Procédure devant la cour :
Par une requête, enregistrée le 4 août 2021, le centre hospitalier de Saint-Brieuc et la
SA Axa France IARD, représentées par Me Lebrun, demandent à la cour :
1°) d'annuler ce jugement du tribunal administratif de Rennes du 17 juin 2021 ;
2°) de rejeter les demandes indemnitaires de Mme A et de la CPAM des Côtes d'Armor ;
3°) à titre subsidiaire, de limiter la responsabilité du centre hospitalier de Saint-Brieuc et la condamnation pécuniaire aux seuls préjudices en lien exclusif avec la prise en charge de l'infection diagnostiquée le 21 juin 2014 ;
4°) à titre très subsidiaire, de constater que sa responsabilité n'est engagée qu'à raison de la survenue de la 1ère infection et de la prise en charge de cette infection et que son obligation indemnitaire doit être limitée à cette seule infection ;
5°) de rejeter la demande présentée par la CPAM des Côtes d'Armor ou de réduire à de plus justes proportions les montants lui revenant.
Ils soutiennent que :
- à titre principal, la responsabilité du centre hospitalier ne peut être recherchée dès lors que :
. l'infection n'est pas la conséquence des actes pratiqués ou du séjour de Mme A dans un environnement hospitalier ; l'infection n'est liée qu'à la pathologie et l'état antérieur de Mme A et ne présente donc pas de caractère nosocomial ;
. la symptomatologie est apparue alors que Mme A était hospitalisée à Quintin ;
. l'infection était inévitable, les équipes soignantes ayant respecté les règles d'hygiène ;
. aucune faute n'a été commise lors de la prise en charge de l'infection ;
- à titre subsidiaire, si la responsabilité du centre hospitalier doit être recherchée, elle sera limitée aux conséquences subies lors de la prise en charge entre le 21 juin et le 23 juillet 2014 ;
- à titre très subsidiaire, sa part de responsabilité doit être limitée aux seules conséquences de la 1ère infection :
. la date de consolidation doit être fixée au 16 octobre 2014, date à compter de laquelle le préjudice n'a pas évolué ; la prise en charge du second épisode infectieux ne lui incombe pas ;
. les prétentions indemnitaires de Mme A doivent être ramenées à de plus justes proportions ;
. la créance invoquée par la CPAM ne présente pas de caractère détaillé permettant de déterminer les frais strictement imputables à la prise en charge de la patiente au centre hospitalier de St Brieuc.

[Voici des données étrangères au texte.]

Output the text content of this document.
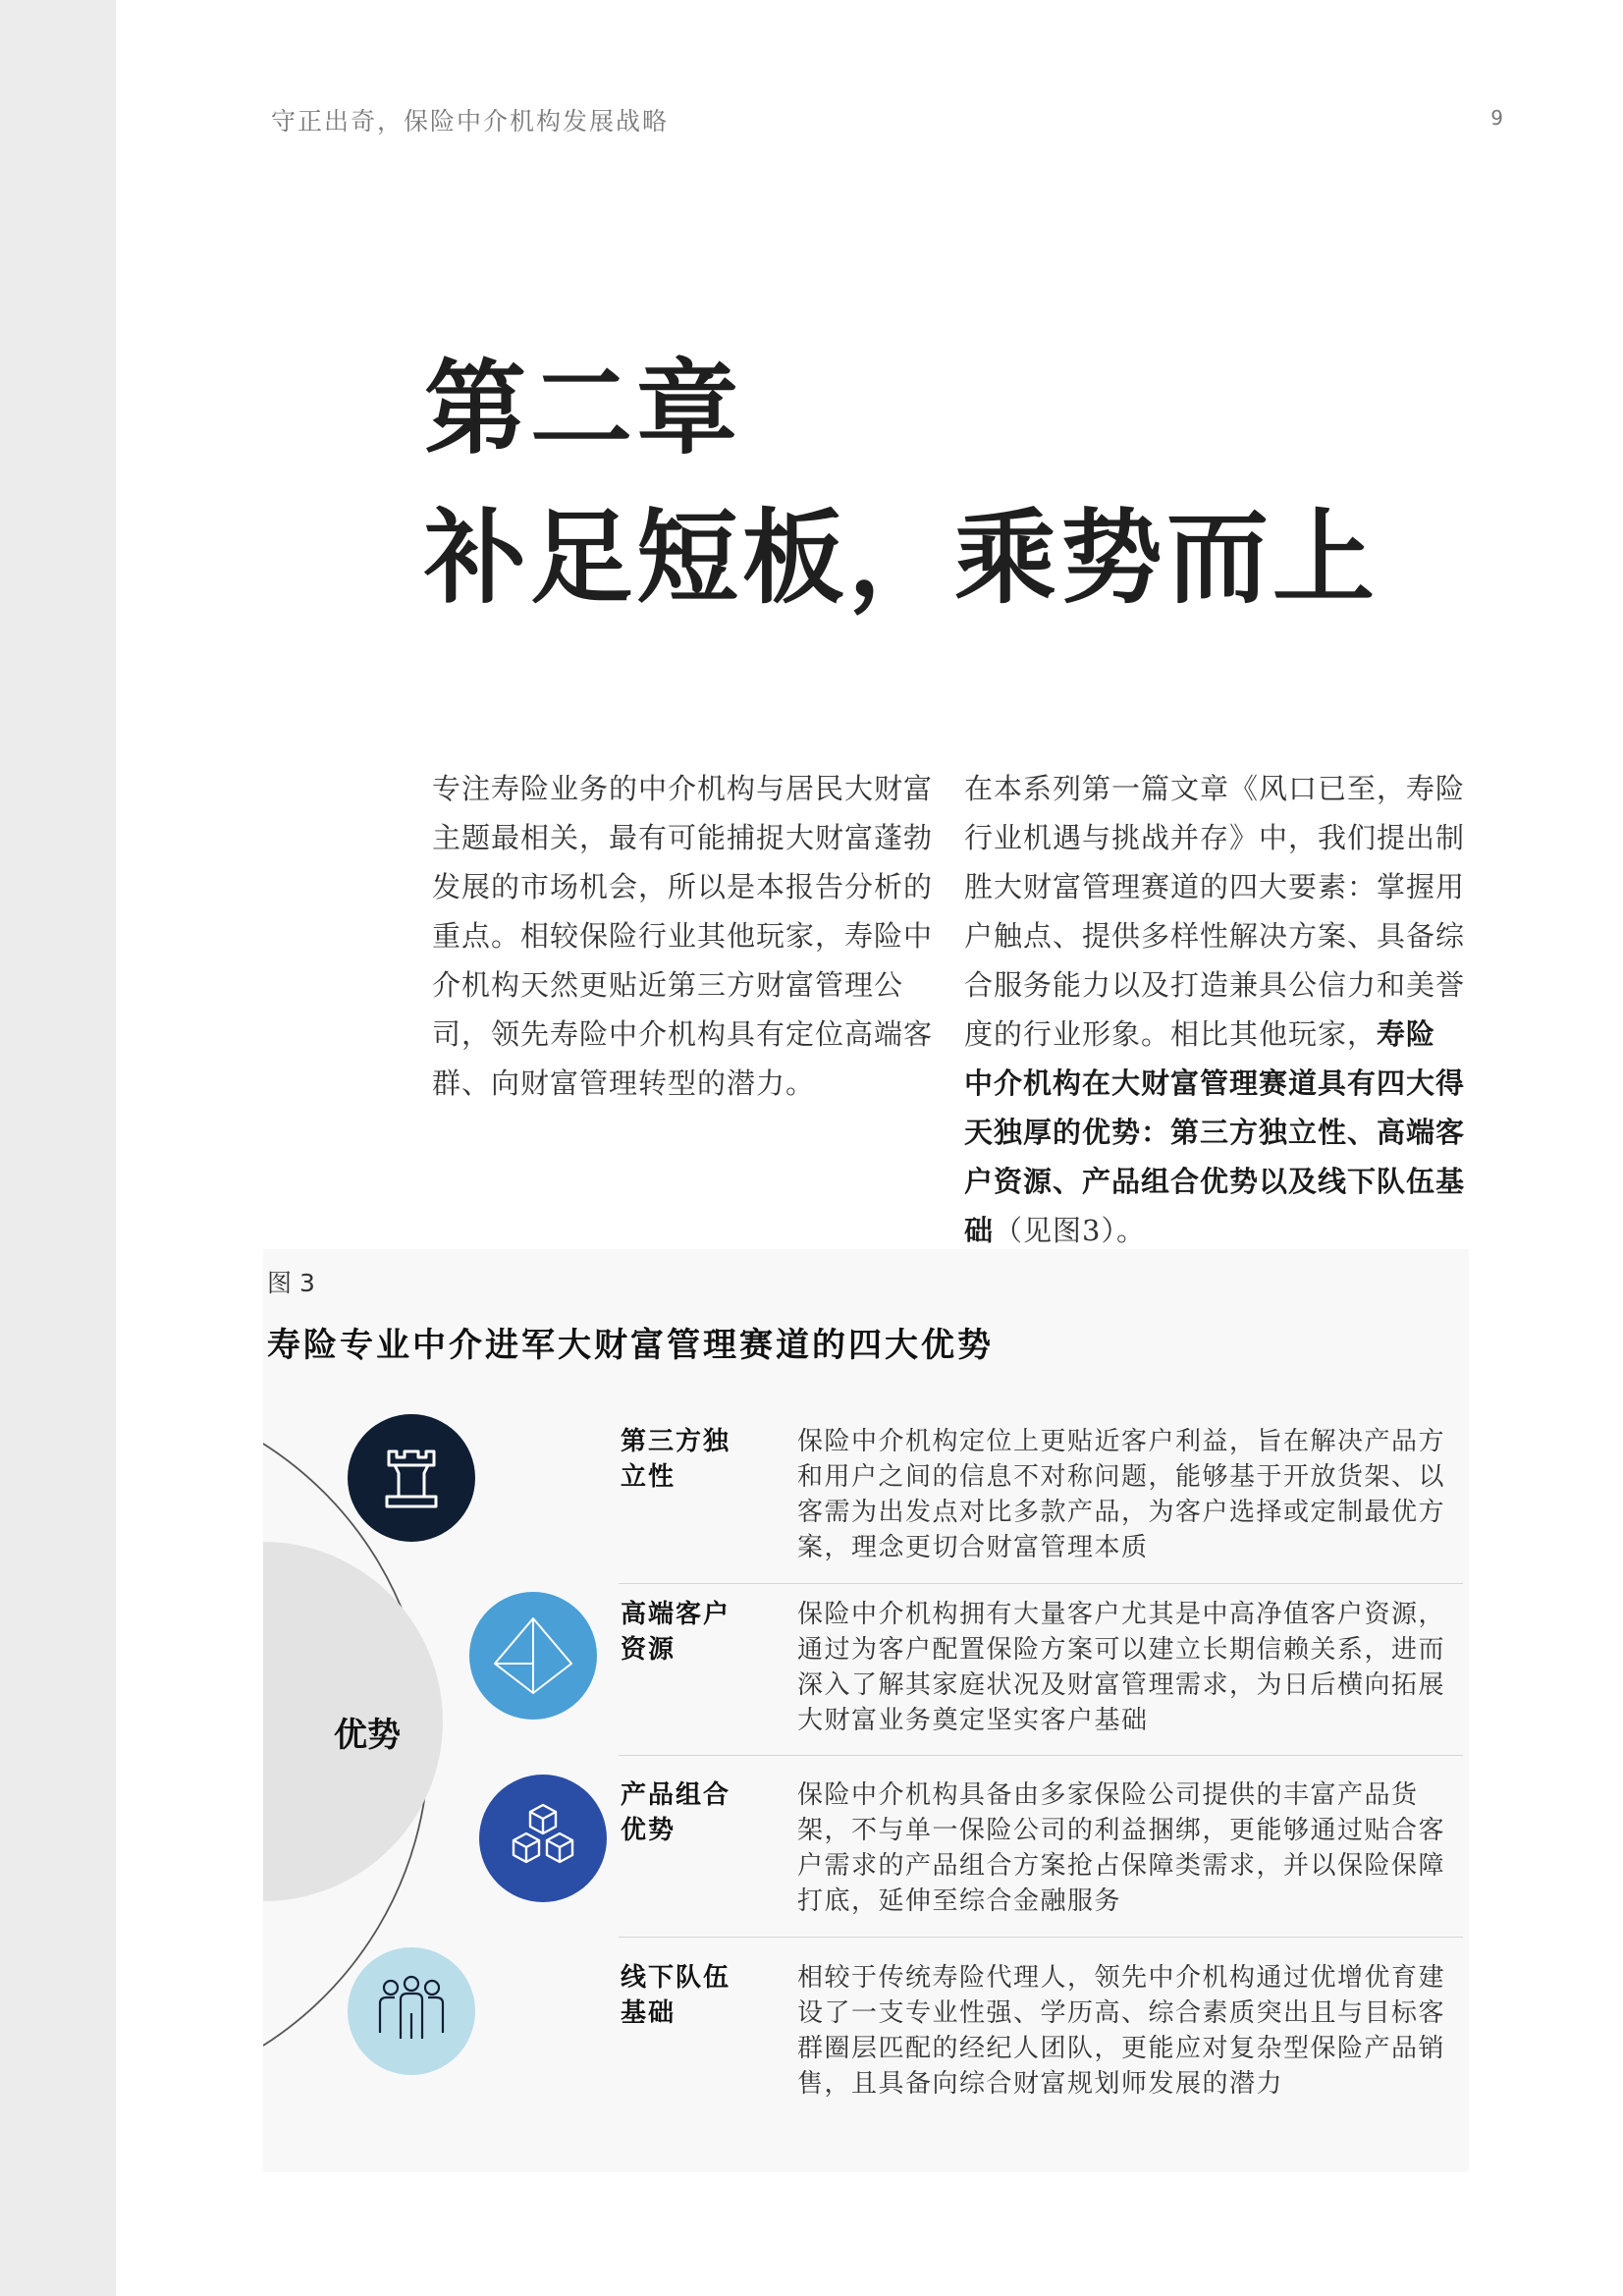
守正出奇，保险中介机构发展战略	9
第二章
补足短板，乘势而上
专注寿险业务的中介机构与居民大财富主题最相关，最有可能捕捉大财富蓬勃发展的市场机会，所以是本报告分析的重点。相较保险行业其他玩家，寿险中介机构天然更贴近第三方财富管理公司，领先寿险中介机构具有定位高端客群、向财富管理转型的潜力。
在本系列第一篇文章《风口已至，寿险行业机遇与挑战并存》中，我们提出制胜大财富管理赛道的四大要素：掌握用户触点、提供多样性解决方案、具备综合服务能力以及打造兼具公信力和美誉度的行业形象。相比其他玩家，寿险中介机构在大财富管理赛道具有四大得天独厚的优势：第三方独立性、高端客户资源、产品组合优势以及线下队伍基础（见图3）。
图 3
寿险专业中介进军大财富管理赛道的四大优势
优势
第三方独立性
保险中介机构定位上更贴近客户利益，旨在解决产品方和用户之间的信息不对称问题，能够基于开放货架、以客需为出发点对比多款产品，为客户选择或定制最优方案，理念更切合财富管理本质
高端客户资源
保险中介机构拥有大量客户尤其是中高净值客户资源，通过为客户配置保险方案可以建立长期信赖关系，进而深入了解其家庭状况及财富管理需求，为日后横向拓展大财富业务奠定坚实客户基础
产品组合优势
保险中介机构具备由多家保险公司提供的丰富产品货架，不与单一保险公司的利益捆绑，更能够通过贴合客户需求的产品组合方案抢占保障类需求，并以保险保障打底，延伸至综合金融服务
线下队伍基础
相较于传统寿险代理人，领先中介机构通过优增优育建设了一支专业性强、学历高、综合素质突出且与目标客群圈层匹配的经纪人团队，更能应对复杂型保险产品销售，且具备向综合财富规划师发展的潜力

Par un mémoire en défense enregistré le 12 janvier 2022, Mme C A et la CPAM des Côtes d'Armor, représentées par Me Baron, concluent au rejet de la requête du centre hospitalier de Saint-Brieuc et de la société Axa France Iard et à ce que ces derniers soient condamnés à verser à chacun d'eux la somme de 1 500 euros au titre de l'article L 761-1 du code de justice administrative.
Elles soutiennent qu'aucun moyen n'est fondé.
Vu :
- le code de la santé publique ;
- le code de la sécurité sociale ;
- le code de justice administrative.
Les parties ont été régulièrement averties du jour de l'audience.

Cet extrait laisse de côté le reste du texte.